In the science of hadith, Ibn al-Qayyim's most important work is Zad al-Ma'ad fi Hady Khayr al-Ibad (Provisions for the Hereafter from the Guidance of the Best of Humanity). This monumental work is an exhaustive treatment of the Prophet's guidance and practice across every dimension of life — his worship, his social interactions, his military campaigns, his treatment of illness, his family life, and his personal habits. Each section draws upon the relevant hadith evidence, subjects it to critical analysis, and derives from it both legal and spiritual guidance. The work is simultaneously a seerah (prophetic biography), a hadith collection, a jurisprudential manual, and a guide to living the prophetic model. It has remained one of the most widely studied and referenced works in Islamic scholarship.
His Tahdhib Sunan Abi Dawud is a critical commentary on the Sunan of Abu Dawud that addresses the hadith-critical issues in that collection and responds to objections raised about specific narrations.

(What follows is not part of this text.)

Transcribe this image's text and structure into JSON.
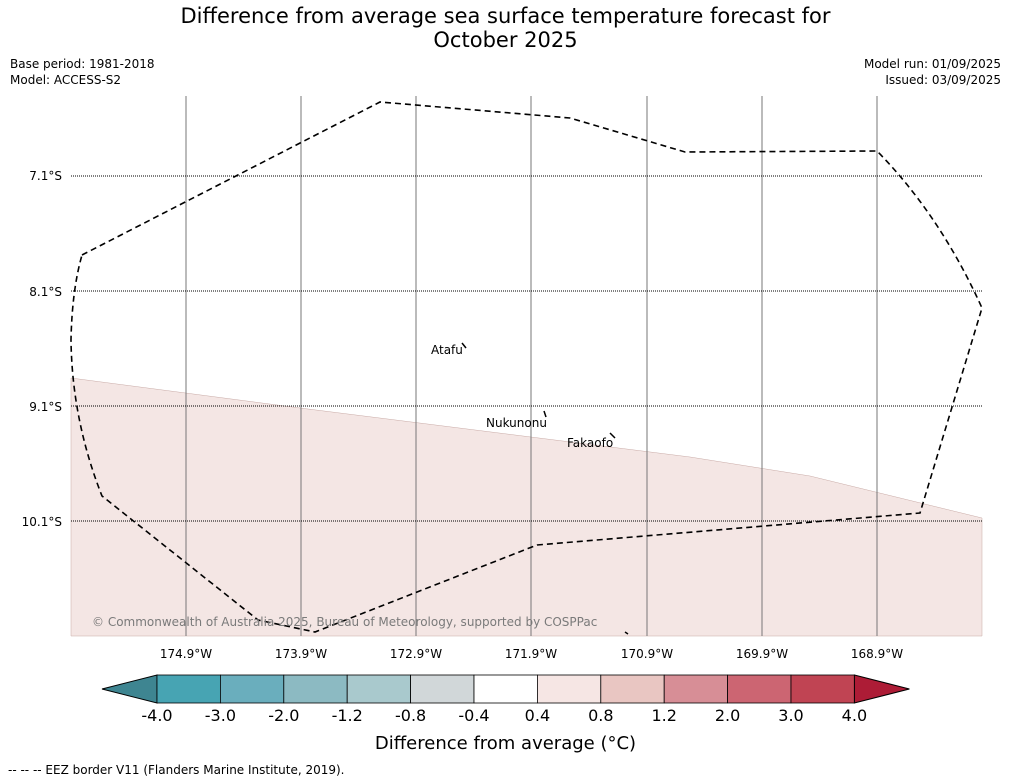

This work demonstrates his mastery of the technical apparatus of hadith science — chain analysis, identification of narrator weaknesses, resolution of apparent contradictions between versions of the same hadith — applied to one of the six canonical collections.
In Islamic jurisprudence, Ibn al-Qayyim's approach — shared with his teacher Ibn Taymiyyah — was characterized by direct engagement with hadith evidence rather than uncritical adherence to established school positions. His Al-Furusiyyah al-Muhammadiyyah (Equestrian Skills in the Prophetic Way) addresses the jurisprudence of combat and military arts in the Islamic tradition. His I'lam al-Muwaqqi'in 'an Rabb al-Alamin (Informing Those Who Sign on Behalf of the Lord of the Worlds) — addressed to scholars who issue fatwas — is a comprehensive treatment of Islamic jurisprudential theory that argues for the centrality of the maqasid (objectives) of Islamic law in legal reasoning. This work contains the famous statement that 'the Shariah is built upon wisdom and the welfare of people in this life and the next,' and it presents a philosophy of Islamic law that emphasizes its purposes rather than merely its forms.
His Ahkam Ahl al-Dhimmah (The Rulings Concerning Non-Muslim Citizens) is a comprehensive treatment of the rights and obligations of non-Muslim minorities living under Islamic governance — one of the most detailed and thorough treatments of this topic in the classical tradition.
Ibn al-Qayyim's jurisprudential work is marked by the same integration of hadith evidence with maqasid thinking that characterizes his spiritual works' integration of textual evidence with spiritual insight. He regarded law and spirituality as inseparable dimensions of a unified Islamic vision — the external form (the legal ruling) and the internal reality (the spiritual station) pointing always toward the same goal: the pleasure of Allah and the welfare of humanity.